场景说明
场景说明
本样例中发布者Job自己每秒钟产生10000条数据,然后经由该job的NettySink算子向下游发送。另外两个Job作为订阅者,分别订阅一份数据。
数据规划
- 发布者Job使用自定义算子每秒钟产生10000条数据
- 数据包含两个属性:分别是Int和String类型
- 配置文件
- nettyconnector.registerserver.topic.storage:设置NettySink的IP、端口及并发度信息在第三方注册服务器上的路径(必填),例如:nettyconnector.registerserver.topic.storage: /flink/nettyconnector
- nettyconnector.sinkserver.port.range:设置NettySink的端口范围(必填),例如:nettyconnector.sinkserver.port.range: 28444-28943
- nettyconnector.sinkserver.subnet:设置网络所属域,例如:nettyconnector.sinkserver.subnet: 10.162.0.0/16
- 接口说明
- 注册服务器接口
注册服务器用来保存NettySink的IP、端口以及并发度信息,以便NettySource连接使用。为用户提供以下接口:public interface RegisterServerHandler {
/**
* 启动注册服务器
* @param configuration Flink的Configuration类型
*/
void start(Configuration configuration) throws Exception;
/**
*注册服务器上创建Topic节点(目录)
* @param topic topic节点名称
*/
void createTopicNode(String topic) throw Exception;
/**
*将信息注册到某个topic节点(目录)下
* @param topic 需要注册到的目录
* @param registerRecord 需要注册的信息
*/
void register(String topic, RegisterRecord registerRecord) throws Exception;
/**
*删除topic节点
* @param topic 待删除topic
*/
void deleteTopicNode(String topic) throws Exception;
/**
*注销注册信息
*@param topic 注册信息所在的topic
*@param recordId 待注销注册信息ID
*/
void unregister(String topic, int recordId) throws Exception;
/**
* 查寻信息
* @param 查询信息所在的topic
*@recordId 查询信息的ID
*/
RegisterRecord query(String topic, int recordId) throws Exception;
/**
* 查询某个Topic是否存在
* @param topic
*/
Boolean isExist(String topic) throws Exception;
/**
*关闭注册服务器句柄
*/
void shutdown() throws Exception;
工程基于以上接口提供了ZookeeperRegisterHandler供用户使用。

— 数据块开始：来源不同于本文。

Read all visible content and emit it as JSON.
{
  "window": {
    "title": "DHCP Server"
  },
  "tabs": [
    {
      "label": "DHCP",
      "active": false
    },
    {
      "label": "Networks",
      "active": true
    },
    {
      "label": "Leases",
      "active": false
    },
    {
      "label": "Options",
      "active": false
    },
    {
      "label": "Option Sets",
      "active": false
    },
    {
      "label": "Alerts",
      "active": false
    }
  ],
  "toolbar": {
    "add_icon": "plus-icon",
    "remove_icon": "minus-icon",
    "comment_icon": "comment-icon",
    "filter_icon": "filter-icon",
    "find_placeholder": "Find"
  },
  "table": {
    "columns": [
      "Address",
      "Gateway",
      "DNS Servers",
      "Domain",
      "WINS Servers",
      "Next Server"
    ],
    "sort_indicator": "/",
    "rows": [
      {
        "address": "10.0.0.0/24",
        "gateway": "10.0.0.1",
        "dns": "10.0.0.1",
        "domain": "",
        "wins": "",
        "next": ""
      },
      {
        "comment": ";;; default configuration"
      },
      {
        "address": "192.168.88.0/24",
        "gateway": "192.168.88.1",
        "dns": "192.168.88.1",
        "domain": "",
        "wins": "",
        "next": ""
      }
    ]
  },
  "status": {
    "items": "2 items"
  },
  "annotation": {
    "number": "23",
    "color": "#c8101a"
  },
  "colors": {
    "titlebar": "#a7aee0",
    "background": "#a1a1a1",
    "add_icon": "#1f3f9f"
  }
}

- NettySink算子Class NettySink(String name,
String topic,
RegisterServerHandler registerServerHandler,
int numberOfSubscribedJobs)
- name:为本NettySink的名称。
- topic:为本NettySink产生数据的Topic,每个不同的NettySink(并发度除外)必须使用不同的TOPIC,否则会引起订阅混乱,数据无法正常分发。
- registerServerHandler:
为注册服务器的句柄。
- numberOfSubscribedJobs:为订阅本NettySink的作业数量,该数量必须是明确的,只有当所有订阅者都连接上NettySink,NettySink才发送数据。
- NettySource算子Class NettySource(String name,
String topic,
RegisterServerHandler registerServerHandler)
- name:为本NettySource的名称,该NettySource必须是唯一的(并发度除外),否则,连接NettySink时会出现冲突,导致无法连接。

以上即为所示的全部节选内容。